Growth in Cancún and Tulum highlights the country’s jump to the top of the global destination charts. Some question whether it can—or should—stay there.

Dancing in Tulum.

Dancing in Tulum.

Photographer: Lisette Poole for Bloomberg Businessweek

It’s 2 p.m. in the Mexican resort town of Tulum, and the beach club at the Ikal Hotel is heating up for its “ecstatic dance” session. Inside a thatch-roofed pavilion, a sweaty crowd bops to a “folktronica” track spun by a DJ whose next stop is Berlin. Down a set of wide stone steps, fit thirtysomethings smack volleyballs on a beach that smells of seaweed and sunscreen. A “treehouse” room will set you back $800 a night, and a bottle of Crémant de Bourgogne sparkling wine runs $110.

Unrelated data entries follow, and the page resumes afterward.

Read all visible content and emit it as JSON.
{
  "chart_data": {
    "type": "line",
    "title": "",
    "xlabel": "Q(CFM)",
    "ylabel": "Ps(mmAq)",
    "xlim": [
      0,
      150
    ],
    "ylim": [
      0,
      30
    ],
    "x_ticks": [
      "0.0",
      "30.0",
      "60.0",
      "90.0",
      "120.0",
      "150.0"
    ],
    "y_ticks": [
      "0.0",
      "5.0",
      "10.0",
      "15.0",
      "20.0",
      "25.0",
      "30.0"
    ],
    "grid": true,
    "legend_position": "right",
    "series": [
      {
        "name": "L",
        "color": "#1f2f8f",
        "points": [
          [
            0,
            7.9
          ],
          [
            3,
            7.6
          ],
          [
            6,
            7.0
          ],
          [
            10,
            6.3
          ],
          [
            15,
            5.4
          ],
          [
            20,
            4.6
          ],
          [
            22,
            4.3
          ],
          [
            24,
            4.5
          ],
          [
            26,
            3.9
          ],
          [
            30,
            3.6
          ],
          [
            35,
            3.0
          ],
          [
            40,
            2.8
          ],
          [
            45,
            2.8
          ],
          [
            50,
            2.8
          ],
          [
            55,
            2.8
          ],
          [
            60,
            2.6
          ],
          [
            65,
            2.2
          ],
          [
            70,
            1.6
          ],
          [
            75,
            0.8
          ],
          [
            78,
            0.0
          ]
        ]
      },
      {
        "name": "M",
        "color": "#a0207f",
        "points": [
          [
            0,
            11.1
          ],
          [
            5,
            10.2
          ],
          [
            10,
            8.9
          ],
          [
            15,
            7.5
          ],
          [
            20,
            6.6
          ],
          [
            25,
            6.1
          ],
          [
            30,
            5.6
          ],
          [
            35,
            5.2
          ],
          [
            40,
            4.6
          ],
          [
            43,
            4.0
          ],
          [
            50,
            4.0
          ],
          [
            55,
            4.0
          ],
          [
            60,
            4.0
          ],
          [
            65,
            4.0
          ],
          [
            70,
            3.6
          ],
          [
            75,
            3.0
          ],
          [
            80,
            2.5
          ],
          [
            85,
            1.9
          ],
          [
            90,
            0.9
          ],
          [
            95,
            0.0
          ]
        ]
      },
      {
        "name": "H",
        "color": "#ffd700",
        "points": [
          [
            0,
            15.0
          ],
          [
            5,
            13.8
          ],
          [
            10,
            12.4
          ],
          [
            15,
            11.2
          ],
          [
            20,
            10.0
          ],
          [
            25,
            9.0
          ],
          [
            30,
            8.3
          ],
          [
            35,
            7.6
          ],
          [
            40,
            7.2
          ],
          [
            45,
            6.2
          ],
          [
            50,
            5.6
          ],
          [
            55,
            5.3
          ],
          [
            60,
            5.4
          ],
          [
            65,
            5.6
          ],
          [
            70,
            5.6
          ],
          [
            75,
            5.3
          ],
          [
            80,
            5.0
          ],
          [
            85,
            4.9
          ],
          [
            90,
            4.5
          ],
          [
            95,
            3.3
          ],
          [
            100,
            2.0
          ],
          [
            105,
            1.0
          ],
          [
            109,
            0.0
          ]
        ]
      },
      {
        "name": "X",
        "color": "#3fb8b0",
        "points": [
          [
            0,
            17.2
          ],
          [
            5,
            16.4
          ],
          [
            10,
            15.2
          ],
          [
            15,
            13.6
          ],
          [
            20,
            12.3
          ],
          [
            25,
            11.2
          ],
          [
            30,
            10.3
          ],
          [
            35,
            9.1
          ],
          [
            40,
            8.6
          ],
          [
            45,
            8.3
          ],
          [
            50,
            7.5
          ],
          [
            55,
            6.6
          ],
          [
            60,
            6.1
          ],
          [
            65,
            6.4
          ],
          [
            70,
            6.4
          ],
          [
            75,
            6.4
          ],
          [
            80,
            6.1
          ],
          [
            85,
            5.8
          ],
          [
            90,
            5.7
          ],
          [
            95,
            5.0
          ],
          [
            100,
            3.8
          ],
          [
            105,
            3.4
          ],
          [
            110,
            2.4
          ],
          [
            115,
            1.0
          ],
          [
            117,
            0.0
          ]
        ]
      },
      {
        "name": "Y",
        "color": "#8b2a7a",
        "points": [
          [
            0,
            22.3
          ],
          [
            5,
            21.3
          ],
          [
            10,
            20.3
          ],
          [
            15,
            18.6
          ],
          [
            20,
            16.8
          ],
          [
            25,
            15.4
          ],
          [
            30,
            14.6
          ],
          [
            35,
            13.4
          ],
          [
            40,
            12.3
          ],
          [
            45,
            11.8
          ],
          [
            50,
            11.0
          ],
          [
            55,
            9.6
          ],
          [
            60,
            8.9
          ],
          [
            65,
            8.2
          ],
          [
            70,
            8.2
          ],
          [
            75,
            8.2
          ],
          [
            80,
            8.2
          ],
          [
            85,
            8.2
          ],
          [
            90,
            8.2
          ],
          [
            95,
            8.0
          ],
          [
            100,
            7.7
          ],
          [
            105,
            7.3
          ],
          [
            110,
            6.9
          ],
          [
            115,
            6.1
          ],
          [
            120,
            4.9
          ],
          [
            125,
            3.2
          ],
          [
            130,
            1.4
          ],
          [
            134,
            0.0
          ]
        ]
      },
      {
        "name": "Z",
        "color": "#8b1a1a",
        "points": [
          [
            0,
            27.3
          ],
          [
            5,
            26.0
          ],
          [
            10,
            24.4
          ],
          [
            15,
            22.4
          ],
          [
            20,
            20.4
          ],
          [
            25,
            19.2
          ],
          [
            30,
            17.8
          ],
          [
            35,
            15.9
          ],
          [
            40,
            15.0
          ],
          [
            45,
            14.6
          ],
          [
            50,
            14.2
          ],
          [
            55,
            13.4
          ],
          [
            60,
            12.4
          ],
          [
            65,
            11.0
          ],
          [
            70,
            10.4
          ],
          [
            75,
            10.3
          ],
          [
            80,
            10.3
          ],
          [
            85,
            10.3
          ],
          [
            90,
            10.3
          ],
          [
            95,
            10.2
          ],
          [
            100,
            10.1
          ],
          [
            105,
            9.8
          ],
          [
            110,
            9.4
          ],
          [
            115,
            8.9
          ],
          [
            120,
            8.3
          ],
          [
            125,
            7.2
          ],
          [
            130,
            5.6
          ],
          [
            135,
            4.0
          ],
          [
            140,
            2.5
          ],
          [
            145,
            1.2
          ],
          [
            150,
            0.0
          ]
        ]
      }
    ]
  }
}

A decade ago, Tulum was a sleepy fishing village that served as a gateway to nearby Mayan ruins. These days it’s part of the international party circuit—marketed as a jungle paradise with really great nightlife. The town’s beach strip is lined with tony restaurants, designer clothing boutiques, and chalkboard ads for yoga classes and hand-poke tattoos. With its clubs, linen-clad models, and ample supplies of weed, ayahuasca, and cocaine, it’s the kind of place where “the hippies become millionaires and the millionaires become hippies,” says tour guide Hervé Pech.